Change default options in pandas

2020-03-06 03:02发布

问题:

I'm wondering if there's any way to change the default display options for pandas. I'd like to change the display formatting as well as the display width each time I run python, eg:

pandas.options.display.width = 150

I see the defaults are hard-coded in pandas.core.config_init. Is there some way in pandas to do this properly? Or if not, is there some way to set up ipython at least to change the config each time I import pandas? Only thing I can think of is making my own mypandas library that wraps pandas with some extra commands issued each time it's loaded.
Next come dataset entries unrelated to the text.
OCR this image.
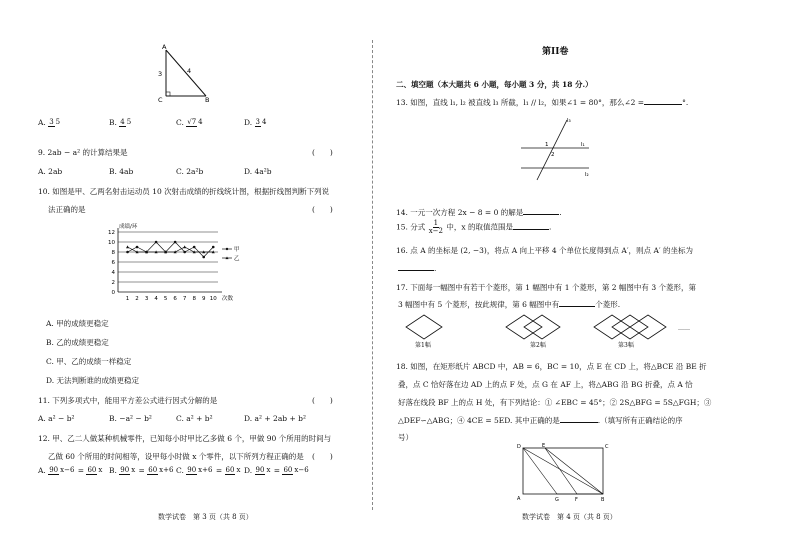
A
C	B
3	4
A. 3 5	B. 4 5	C. √7 4	D. 3 4
9. 2ab − a² 的计算结果是	(　　)
A. 2ab	B. 4ab	C. 2a²b	D. 4a²b
10. 如图是甲、乙两名射击运动员 10 次射击成绩的折线统计图，根据折线图判断下列说
法正确的是	(　　)
0
2
4
6
8
10
12
1 2 3 4 5 6 7 8 9 10
成绩/环
次数
甲
乙
A. 甲的成绩更稳定
B. 乙的成绩更稳定
C. 甲、乙的成绩一样稳定
D. 无法判断谁的成绩更稳定
11. 下列多项式中，能用平方差公式进行因式分解的是	(　　)
A. a² − b²	B. −a² − b²	C. a² + b²	D. a² + 2ab + b²
12. 甲、乙二人做某种机械零件，已知每小时甲比乙多做 6 个，甲做 90 个所用的时间与
乙做 60 个所用的时间相等，设甲每小时做 x 个零件，以下所列方程正确的是 (　　)
A. 90 x−6 = 60 x B. 90 x = 60 x+6 C. 90 x+6 = 60 x D. 90 x = 60 x−6
数学试卷　第 3 页（共 8 页）
第II卷
二、填空题（本大题共 6 小题，每小题 3 分，共 18 分.）
13. 如图，直线 l₁, l₂ 被直线 l₃ 所截，l₁ // l₂，如果∠1 = 80°，那么∠2 =	°.
l₃
l₁
l₂
1
2
14. 一元一次方程 2x − 8 = 0 的解是	.
15. 分式 $\frac{1}{x-2}$ 中，x 的取值范围是	.
16. 点 A 的坐标是 (2, −3)，将点 A 向上平移 4 个单位长度得到点 A′，则点 A′ 的坐标为
.
17. 下面每一幅图中有若干个菱形，第 1 幅图中有 1 个菱形，第 2 幅图中有 3 个菱形，第
3 幅图中有 5 个菱形，按此规律，第 6 幅图中有	个菱形.
……
第1幅	第2幅	第3幅
18. 如图，在矩形纸片 ABCD 中，AB = 6，BC = 10，点 E 在 CD 上，将△BCE 沿 BE 折
叠，点 C 恰好落在边 AD 上的点 F 处，点 G 在 AF 上，将△ABG 沿 BG 折叠，点 A 恰
好落在线段 BF 上的点 H 处，有下列结论：① ∠EBC = 45°；② 2S△BFG = 5S△FGH；③
△DEF∽△ABG；④ 4CE = 5ED. 其中正确的是	.（填写所有正确结论的序
号）
D	E	C
A	G	F	B
数学试卷　第 4 页（共 8 页）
Any better ideas?

回答1:

Have a look at the docs:

Using startup scripts for the python/ipython environment to import pandas and set options makes working with pandas more efficient. To do this, create a .py or .ipy script in the startup directory of the desired profile. An example where the startup folder is in a default ipython profile can be found at:

$IPYTHONDIR/profile_default/startup

More information can be found in the ipython documentation. An example startup script for pandas is displayed below:

import pandas as pd
pd.set_option('display.max_rows', 999)
pd.set_option('precision', 5)

(or use the new form pd.options.display.max_rows = 999).

You also asked:

-- is there any way to only run the pandas code when I import pandas from within ipython? it takes quite a while to import pandas, so I'd rather not do it every time I launch a new ipython instance

As a workaround, you could import pandas in the background. See Import python modules in the background in REPL.



回答2:

As described here, there are iPython config files:

# Most of your config files and extensions will probably start
# with this import

import IPython.ipapi
ip = IPython.ipapi.get()

# You probably want to uncomment this if you did %upgrade -nolegacy
# import ipy_defaults

import os
import pandas


def main():

    #ip.dbg.debugmode = True
    ip.dbg.debug_stack()

    # uncomment if you want to get ipython -p sh behaviour
    # without having to use command line switches
    import ipy_profile_sh
    import jobctrl

    # Configure your favourite editor?
    # Good idea e.g. for %edit os.path.isfile

    #import ipy_editors

    # Choose one of these:

    #ipy_editors.scite()
    #ipy_editors.scite('c:/opt/scite/scite.exe')
    #ipy_editors.komodo()
    #ipy_editors.idle()
    # ... or many others, try 'ipy_editors??' after import to see them

    # Or roll your own:
    #ipy_editors.install_editor("c:/opt/jed +$line $file")


    o = ip.options
    # An example on how to set options
    #o.autocall = 1
    o.system_verbose = 0

    #import_all("os sys")
    #execf('~/_ipython/ns.py')


    # -- prompt
    # A different, more compact set of prompts from the default ones, that
    # always show your current location in the filesystem:

    #o.prompt_in1 = r'\C_LightBlue[\C_LightCyan\Y2\C_LightBlue]\C_Normal\n\C_Green|\#>'
    #o.prompt_in2 = r'.\D: '
    #o.prompt_out = r'[\#] '

    # Try one of these color settings if you can't read the text easily
    # autoexec is a list of IPython commands to execute on startup
    #o.autoexec.append('%colors LightBG')
    #o.autoexec.append('%colors NoColor')
    o.autoexec.append('%colors Linux')

    pandas.options.display.width = 150


# some config helper functions you can use
def import_all(modules):
    """ Usage: import_all("os sys") """
    for m in modules.split():
        ip.ex("from %s import *" % m)

def execf(fname):
    """ Execute a file in user namespace """
    ip.ex('execfile("%s")' % os.path.expanduser(fname))

main()

Probably better to make separate Python profiles. (The code is untested).



回答3:

I was able to fix this by actually going into the pandas folder (found using pandas.__file__). Inside the pandas folder there is a core folder with the config_init.py file. The lines

cf.register_option('large_repr', 'truncate', pc_large_repr_doc,
                       validator=is_one_of_factory(['truncate', 'info']))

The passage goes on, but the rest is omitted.